Non tutti però. Tra le voci contrarie c’è quella di Ezio Rivella, ex patron di Castello Banfi, oggi impegnato in una nuova avventura in Maremma. “L’arsenito è un veleno troppo potente per essere utilizzato – sostiene Rivella –. Provocherebbe effetti negativi sul vino e quindi delle conseguenze di natura economica. Purtroppo per ora non c’è soluzione”. Da anni nei vigneti di Castello Banfi si disinfettano gli attrezzi ed i tagli nelle piante, senza alcun effetto. I vigneti più vecchi sono soggetti al fungo. E inesorabilmente vanno sostituiti con aggravio dei costi aziendali. “In attesa che la ricerca trovi qualche soluzione – spiega ancora Rivella – è necessario analizzarne le cause. Dobbiamo studiare perché una malattia così antica è ricomparsa proprio ora con tanta virulenza e quali sono i mutamenti di condizione che ne favoriscono la ripresa”.

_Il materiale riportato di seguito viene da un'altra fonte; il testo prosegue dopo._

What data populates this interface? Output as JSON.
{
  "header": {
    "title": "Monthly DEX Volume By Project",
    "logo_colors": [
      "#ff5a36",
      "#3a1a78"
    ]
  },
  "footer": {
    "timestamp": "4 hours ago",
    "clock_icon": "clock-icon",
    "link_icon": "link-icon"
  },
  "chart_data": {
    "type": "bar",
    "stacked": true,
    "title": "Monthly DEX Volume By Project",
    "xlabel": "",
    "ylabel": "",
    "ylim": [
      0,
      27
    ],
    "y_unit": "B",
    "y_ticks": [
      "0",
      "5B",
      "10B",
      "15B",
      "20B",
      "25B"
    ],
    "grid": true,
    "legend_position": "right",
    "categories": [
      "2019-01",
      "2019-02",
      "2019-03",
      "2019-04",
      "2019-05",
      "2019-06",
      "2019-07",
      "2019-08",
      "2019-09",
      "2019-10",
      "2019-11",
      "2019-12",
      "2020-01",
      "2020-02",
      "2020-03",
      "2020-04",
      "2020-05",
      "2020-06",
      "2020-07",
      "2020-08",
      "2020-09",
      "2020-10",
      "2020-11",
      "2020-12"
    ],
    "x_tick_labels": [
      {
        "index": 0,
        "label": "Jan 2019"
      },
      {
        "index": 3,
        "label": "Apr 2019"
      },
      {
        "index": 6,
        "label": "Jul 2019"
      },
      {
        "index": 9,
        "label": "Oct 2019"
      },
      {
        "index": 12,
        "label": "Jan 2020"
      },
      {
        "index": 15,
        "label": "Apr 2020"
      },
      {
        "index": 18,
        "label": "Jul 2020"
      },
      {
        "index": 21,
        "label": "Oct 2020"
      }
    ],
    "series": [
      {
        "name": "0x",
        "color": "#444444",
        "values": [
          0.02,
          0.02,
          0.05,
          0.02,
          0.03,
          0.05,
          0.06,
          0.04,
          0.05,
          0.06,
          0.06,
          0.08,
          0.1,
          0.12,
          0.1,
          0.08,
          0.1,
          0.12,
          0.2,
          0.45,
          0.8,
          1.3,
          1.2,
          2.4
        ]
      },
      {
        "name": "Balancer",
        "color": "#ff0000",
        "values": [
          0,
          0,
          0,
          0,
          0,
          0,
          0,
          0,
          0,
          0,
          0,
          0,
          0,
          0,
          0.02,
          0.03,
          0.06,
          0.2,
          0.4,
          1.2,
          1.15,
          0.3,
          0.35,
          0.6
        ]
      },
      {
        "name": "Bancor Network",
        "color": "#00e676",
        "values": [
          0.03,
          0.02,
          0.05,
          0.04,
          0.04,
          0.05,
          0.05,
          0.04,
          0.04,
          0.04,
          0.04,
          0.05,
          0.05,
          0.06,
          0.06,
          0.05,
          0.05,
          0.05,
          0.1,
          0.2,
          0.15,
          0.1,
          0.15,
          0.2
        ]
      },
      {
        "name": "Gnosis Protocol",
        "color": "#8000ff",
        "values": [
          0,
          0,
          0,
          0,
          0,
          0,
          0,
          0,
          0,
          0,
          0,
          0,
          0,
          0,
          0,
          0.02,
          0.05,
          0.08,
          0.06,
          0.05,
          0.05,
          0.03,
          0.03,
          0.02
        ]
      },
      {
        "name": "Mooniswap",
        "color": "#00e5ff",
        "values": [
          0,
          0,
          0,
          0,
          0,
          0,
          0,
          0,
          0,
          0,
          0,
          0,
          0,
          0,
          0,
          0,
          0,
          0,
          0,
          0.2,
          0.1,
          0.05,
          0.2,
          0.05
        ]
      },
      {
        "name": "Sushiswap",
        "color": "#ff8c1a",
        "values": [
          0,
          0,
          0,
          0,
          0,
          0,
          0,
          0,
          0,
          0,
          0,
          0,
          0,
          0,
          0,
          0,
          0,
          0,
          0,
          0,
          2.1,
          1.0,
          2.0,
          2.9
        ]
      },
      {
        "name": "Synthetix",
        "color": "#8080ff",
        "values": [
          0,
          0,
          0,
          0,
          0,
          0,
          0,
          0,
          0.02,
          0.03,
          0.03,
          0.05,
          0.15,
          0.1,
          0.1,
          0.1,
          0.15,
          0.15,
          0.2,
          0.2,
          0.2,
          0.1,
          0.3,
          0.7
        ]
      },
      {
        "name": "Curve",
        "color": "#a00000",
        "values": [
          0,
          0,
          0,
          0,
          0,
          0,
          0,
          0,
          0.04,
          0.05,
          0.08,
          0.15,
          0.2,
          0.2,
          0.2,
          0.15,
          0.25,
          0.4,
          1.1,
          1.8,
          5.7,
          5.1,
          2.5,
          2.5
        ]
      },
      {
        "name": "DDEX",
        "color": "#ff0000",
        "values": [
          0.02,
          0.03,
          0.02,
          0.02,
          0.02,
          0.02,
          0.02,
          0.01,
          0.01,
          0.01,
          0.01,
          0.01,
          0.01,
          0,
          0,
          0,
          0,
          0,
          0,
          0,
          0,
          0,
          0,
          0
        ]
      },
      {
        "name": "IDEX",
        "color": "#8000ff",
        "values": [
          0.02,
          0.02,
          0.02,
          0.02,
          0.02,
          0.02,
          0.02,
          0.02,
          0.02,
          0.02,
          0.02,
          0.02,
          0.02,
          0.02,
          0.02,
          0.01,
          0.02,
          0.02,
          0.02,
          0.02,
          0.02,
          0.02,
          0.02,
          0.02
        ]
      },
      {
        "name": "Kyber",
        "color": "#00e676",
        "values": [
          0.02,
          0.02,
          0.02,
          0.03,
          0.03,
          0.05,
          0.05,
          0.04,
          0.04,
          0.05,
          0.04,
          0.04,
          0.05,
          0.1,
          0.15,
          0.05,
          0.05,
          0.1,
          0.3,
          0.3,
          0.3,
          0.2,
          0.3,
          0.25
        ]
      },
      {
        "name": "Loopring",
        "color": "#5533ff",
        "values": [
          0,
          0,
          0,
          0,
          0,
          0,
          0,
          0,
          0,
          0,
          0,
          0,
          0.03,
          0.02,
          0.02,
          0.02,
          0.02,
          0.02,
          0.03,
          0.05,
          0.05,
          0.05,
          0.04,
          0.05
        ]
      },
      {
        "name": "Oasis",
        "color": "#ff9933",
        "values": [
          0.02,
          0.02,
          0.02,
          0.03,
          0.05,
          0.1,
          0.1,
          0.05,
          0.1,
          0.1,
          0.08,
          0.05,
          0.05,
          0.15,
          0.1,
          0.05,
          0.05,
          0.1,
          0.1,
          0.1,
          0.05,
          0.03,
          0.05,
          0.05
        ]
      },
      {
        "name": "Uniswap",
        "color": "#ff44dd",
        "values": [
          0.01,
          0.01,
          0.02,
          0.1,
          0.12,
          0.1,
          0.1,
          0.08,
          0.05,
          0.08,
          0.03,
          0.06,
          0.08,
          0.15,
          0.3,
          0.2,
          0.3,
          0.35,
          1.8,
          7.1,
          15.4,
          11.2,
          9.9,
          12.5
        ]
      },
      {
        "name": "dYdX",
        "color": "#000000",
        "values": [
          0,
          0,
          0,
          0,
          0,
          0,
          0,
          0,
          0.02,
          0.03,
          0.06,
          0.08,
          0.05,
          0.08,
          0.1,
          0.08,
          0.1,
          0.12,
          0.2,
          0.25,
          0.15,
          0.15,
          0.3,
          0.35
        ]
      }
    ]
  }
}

Difende invece l’ipotesi di ricorrere all’arsenito di sodio Franco Biondi Santi, memoria storica di tante vendemmie a Montalcino e non solo. “Quello che sta accadendo ai nostri vigneti - dice - è una catastrofe che nei prossimi anni potrebbe eguagliare la fillossera che nel Novecento mise in ginocchio la vitivinicoltura italiana”. Biondi Santi invoca da anni interventi del mondo scientifico e del legislatore per contrastare il problema. “Se in Francia e Germania l’arsenito è usato regolarmente perché non possiamo farlo noi? E’ l’unico prodotto che salva le viti in attesa che la ricerca debelli il fungo. Cerchiamo, per rispettare l’ambiente, soluzioni tecniche affinchè se ne disperda il meno possibile nel terreno. Ma cambiamo la legge che ci costringe a stare a guardare la lenta e inesorabile morte dei nostri vigneti e, con essa, veder sparire tanti soldi e lavoro investiti”.